In our topology GCP Spoke3 VPC subnet is overlapping with AWS Spoke2 VPC subnet (10.42.0.0). We need to make sure that VM in GCP Spoke3 VPC is able to communicate with EC2 in AWS Spoke2 VPC.

Topology Modifications

In order for this lab to work, we are simulating AWS Spoke2 VPC as a remote site/branch

  • Step#1: Detach the aws-spoke2 gateway from transit
  • Step#2: Delete the aws-spoke2-gw
  • Step#3: Deploy a standard Aviatrix Gateway (s2c-gw) in aws-spoke2-vpc

Step#1

Controller –> Multi-Cloud Transit –> Setup –> Detach AWS VPC2

Step#2

Controller –> Gateway –> Highlight AWS VPC2 Spoke GW –> Delete

Step#3

Controller –> Gateway –> Add New (use the following screen)
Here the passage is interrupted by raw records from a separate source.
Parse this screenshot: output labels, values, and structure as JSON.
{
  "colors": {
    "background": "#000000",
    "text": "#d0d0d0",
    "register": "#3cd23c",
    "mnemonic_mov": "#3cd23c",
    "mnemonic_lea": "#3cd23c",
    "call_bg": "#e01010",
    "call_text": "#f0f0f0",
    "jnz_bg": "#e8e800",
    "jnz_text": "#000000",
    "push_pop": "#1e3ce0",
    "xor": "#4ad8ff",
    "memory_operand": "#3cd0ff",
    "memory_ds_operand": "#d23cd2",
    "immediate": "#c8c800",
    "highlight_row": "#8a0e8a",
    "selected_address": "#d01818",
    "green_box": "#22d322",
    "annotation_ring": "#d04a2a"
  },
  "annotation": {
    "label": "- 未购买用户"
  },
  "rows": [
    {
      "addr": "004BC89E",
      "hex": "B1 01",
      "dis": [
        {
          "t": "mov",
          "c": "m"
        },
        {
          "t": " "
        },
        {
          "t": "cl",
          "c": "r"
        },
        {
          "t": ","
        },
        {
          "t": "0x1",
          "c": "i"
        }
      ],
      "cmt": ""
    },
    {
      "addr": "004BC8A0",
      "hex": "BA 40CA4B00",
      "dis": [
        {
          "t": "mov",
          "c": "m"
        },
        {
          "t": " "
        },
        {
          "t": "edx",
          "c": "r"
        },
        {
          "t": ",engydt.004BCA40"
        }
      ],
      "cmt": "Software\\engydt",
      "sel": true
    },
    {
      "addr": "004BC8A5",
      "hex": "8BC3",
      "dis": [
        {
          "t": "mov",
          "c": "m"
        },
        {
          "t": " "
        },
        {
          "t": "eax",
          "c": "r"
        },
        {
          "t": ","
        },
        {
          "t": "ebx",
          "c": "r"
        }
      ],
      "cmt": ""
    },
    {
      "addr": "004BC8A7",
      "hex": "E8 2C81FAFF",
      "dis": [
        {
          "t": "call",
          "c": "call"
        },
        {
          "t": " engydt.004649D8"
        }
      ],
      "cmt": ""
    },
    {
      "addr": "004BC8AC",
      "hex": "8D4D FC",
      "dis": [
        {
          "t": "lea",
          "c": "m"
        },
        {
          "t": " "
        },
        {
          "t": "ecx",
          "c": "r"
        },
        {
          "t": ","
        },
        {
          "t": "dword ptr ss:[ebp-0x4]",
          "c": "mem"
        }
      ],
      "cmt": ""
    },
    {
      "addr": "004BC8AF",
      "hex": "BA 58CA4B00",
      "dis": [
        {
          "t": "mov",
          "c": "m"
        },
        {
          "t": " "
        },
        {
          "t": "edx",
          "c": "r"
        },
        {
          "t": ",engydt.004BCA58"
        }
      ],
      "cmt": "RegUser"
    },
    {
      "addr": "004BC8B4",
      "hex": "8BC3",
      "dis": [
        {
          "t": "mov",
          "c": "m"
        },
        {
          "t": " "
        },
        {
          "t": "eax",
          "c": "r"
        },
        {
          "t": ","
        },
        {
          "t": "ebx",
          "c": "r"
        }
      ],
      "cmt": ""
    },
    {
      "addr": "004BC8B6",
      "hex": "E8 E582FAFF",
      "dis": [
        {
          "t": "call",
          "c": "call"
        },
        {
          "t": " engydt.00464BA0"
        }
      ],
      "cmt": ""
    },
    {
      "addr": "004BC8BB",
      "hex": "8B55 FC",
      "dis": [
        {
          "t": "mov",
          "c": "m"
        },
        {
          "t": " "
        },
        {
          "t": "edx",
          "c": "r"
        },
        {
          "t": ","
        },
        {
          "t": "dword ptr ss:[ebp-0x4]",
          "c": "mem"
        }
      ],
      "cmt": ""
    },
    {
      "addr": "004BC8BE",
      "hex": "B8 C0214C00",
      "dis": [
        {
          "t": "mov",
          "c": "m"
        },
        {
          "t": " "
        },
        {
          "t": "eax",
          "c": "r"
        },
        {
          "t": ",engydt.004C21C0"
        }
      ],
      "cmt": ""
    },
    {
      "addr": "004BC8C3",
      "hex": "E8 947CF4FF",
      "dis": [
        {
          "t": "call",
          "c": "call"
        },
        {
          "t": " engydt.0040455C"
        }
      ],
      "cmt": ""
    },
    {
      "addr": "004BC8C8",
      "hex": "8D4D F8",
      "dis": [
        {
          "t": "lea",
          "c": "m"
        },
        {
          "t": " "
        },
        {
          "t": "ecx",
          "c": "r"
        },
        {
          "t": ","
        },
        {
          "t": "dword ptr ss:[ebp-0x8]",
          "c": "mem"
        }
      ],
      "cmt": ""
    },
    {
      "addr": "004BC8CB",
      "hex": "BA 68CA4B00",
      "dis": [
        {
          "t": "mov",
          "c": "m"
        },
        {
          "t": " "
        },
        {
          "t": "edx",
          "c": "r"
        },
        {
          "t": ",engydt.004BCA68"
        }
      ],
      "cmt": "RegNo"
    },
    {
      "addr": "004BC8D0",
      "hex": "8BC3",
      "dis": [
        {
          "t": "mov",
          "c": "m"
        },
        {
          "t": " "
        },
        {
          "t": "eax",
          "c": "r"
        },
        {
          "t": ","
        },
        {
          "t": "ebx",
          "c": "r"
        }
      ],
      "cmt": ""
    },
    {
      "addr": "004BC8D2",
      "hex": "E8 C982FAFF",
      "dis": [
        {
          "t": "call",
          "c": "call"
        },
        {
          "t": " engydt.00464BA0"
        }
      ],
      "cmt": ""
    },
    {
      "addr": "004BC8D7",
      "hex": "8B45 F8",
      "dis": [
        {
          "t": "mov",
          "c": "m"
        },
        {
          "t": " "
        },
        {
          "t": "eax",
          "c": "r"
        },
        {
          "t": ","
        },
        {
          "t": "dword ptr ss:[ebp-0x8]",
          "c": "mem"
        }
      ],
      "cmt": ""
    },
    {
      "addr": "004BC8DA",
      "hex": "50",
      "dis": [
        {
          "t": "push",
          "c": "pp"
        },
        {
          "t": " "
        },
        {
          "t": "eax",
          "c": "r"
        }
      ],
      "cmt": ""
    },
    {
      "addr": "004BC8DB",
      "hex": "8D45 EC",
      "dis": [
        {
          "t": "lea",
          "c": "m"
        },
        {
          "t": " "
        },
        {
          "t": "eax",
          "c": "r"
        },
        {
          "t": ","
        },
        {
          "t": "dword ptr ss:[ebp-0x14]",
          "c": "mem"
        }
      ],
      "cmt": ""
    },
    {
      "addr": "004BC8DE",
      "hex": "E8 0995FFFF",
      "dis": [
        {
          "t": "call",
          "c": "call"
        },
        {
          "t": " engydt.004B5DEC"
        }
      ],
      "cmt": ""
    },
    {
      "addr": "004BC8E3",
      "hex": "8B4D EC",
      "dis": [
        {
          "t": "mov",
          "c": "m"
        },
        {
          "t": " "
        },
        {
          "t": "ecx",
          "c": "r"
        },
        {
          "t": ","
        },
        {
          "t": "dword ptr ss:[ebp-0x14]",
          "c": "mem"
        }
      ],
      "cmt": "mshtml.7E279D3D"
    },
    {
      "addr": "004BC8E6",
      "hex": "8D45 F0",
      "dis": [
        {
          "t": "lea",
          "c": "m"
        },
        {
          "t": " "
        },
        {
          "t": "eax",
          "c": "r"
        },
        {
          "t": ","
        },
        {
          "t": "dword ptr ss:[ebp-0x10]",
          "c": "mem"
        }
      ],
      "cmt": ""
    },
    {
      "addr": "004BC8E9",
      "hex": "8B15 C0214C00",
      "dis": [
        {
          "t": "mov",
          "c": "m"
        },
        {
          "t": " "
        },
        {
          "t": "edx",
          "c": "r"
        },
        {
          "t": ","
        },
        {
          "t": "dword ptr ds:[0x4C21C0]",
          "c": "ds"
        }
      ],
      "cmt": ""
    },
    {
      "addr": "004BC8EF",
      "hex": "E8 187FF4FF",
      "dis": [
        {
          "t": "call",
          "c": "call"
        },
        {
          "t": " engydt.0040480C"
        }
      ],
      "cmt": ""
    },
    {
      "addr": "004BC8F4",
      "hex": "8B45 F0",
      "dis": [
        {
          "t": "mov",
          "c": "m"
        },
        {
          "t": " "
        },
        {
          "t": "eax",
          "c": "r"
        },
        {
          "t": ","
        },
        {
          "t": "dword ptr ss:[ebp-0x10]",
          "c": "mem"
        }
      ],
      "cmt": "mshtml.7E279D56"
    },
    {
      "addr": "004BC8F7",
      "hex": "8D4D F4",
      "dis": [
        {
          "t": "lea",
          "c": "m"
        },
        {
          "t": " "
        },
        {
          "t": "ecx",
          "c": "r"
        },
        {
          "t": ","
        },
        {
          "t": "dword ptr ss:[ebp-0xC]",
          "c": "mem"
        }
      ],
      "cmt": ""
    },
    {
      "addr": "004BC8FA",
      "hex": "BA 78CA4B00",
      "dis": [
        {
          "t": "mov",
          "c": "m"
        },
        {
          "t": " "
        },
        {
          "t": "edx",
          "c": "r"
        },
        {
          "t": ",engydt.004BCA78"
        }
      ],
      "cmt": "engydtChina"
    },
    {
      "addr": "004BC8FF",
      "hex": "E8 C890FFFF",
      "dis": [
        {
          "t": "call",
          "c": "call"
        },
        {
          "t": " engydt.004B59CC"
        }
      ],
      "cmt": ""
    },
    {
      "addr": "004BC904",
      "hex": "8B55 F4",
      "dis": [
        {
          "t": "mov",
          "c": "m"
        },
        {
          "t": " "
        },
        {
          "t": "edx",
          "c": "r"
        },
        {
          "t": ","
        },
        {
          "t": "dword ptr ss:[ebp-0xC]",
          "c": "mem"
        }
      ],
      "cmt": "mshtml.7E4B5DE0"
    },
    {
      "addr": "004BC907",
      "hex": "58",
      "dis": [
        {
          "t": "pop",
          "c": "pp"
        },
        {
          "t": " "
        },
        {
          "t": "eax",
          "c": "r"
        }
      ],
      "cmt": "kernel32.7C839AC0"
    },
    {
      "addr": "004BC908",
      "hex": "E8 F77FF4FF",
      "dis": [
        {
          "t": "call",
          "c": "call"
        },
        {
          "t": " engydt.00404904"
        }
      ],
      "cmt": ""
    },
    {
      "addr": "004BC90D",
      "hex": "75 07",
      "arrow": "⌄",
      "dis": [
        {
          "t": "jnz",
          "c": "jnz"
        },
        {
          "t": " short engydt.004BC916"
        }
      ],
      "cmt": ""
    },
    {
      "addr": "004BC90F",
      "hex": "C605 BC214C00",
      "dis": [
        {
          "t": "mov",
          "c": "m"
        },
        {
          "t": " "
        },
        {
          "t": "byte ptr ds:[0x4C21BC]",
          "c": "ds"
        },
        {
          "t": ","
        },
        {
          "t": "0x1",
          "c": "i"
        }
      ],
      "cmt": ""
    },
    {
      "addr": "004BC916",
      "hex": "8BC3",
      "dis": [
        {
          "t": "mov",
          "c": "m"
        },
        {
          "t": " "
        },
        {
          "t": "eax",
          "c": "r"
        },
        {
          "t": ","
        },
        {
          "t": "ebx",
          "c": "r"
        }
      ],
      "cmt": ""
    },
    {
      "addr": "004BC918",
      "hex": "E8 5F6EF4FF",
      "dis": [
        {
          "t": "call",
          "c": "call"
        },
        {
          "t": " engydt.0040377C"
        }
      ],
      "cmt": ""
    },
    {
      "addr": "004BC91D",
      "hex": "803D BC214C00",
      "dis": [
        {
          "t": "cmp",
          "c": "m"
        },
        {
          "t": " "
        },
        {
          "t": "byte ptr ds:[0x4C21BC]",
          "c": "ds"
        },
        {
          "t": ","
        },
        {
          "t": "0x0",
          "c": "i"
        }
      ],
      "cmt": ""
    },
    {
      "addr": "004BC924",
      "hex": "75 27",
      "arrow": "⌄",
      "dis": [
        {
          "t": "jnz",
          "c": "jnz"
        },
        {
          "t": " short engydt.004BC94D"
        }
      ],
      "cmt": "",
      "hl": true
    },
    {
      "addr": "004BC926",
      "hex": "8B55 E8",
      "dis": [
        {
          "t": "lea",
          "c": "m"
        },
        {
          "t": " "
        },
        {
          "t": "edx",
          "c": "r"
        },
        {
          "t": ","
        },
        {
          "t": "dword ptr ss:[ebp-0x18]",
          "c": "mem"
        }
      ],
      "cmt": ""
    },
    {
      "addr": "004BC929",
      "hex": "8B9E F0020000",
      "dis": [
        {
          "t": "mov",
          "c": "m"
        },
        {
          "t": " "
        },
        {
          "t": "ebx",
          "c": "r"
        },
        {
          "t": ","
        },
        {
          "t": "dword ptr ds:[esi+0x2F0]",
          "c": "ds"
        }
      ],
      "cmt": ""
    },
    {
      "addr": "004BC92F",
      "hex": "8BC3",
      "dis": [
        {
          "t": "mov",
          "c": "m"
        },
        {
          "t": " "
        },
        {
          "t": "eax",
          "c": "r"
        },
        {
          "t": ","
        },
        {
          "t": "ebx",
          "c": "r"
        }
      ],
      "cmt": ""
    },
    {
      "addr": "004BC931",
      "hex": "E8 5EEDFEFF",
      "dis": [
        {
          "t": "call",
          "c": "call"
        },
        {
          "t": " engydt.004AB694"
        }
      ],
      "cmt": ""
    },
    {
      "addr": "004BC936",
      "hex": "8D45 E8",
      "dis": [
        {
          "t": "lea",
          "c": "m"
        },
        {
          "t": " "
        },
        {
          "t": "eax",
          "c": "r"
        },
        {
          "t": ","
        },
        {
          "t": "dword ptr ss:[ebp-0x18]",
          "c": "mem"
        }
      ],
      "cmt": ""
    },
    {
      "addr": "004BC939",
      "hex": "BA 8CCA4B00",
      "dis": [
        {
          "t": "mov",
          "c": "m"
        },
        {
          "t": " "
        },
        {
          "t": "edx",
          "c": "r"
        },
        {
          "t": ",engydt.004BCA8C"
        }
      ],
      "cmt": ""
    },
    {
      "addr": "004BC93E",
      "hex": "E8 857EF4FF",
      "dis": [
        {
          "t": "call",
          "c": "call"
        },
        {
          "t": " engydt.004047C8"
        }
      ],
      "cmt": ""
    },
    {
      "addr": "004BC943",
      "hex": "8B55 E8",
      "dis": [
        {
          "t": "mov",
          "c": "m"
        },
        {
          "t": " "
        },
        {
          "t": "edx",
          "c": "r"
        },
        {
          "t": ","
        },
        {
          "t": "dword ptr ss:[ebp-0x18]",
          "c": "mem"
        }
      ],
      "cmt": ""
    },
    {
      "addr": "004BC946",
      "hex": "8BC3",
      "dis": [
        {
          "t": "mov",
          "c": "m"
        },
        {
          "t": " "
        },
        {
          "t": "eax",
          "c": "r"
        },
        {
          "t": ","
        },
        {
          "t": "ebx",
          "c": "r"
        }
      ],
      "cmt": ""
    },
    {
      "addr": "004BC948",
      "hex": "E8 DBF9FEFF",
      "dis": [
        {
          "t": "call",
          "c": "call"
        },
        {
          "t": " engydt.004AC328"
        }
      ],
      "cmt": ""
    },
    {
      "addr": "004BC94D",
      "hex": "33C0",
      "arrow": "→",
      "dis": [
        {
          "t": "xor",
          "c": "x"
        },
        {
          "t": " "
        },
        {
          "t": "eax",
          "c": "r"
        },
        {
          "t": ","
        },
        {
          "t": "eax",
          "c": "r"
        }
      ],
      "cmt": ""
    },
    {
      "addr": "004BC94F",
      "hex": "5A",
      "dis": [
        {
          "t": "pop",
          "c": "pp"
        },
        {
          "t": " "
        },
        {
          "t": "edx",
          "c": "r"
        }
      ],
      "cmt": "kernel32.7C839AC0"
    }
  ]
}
This getaway could be any router or firewall or vpn device in the on-prem or cloud location.

Topology

  • Following diagram shows the topology after the modifications are done
  • In the topology notice that there is no path between gcp-spoke3-vpc and s2c-gw in aws-spoke2-vpc
  • Also notice the local and remote virtual IPs allocated for the VPCs/Sites that are overlapping. This is needed so that these overlapping VPCs/Sites can communicate with each other using those virtual IPs
    • This is possible using Aviatrix patented technology where as a an enterprise you do not need to worry about programming advanced NAT rather Aviatrix intent based “Mapped NAT” policy will automatically take care of all the background VPC/VNET route programming, Gateway Routing, Secure Tunnel Creation, Certificate Exchange, SNAT, DNAT, etc.

Configuration

Bi-directional setup is needed for this to work. We will create two connections in coming configuration steps.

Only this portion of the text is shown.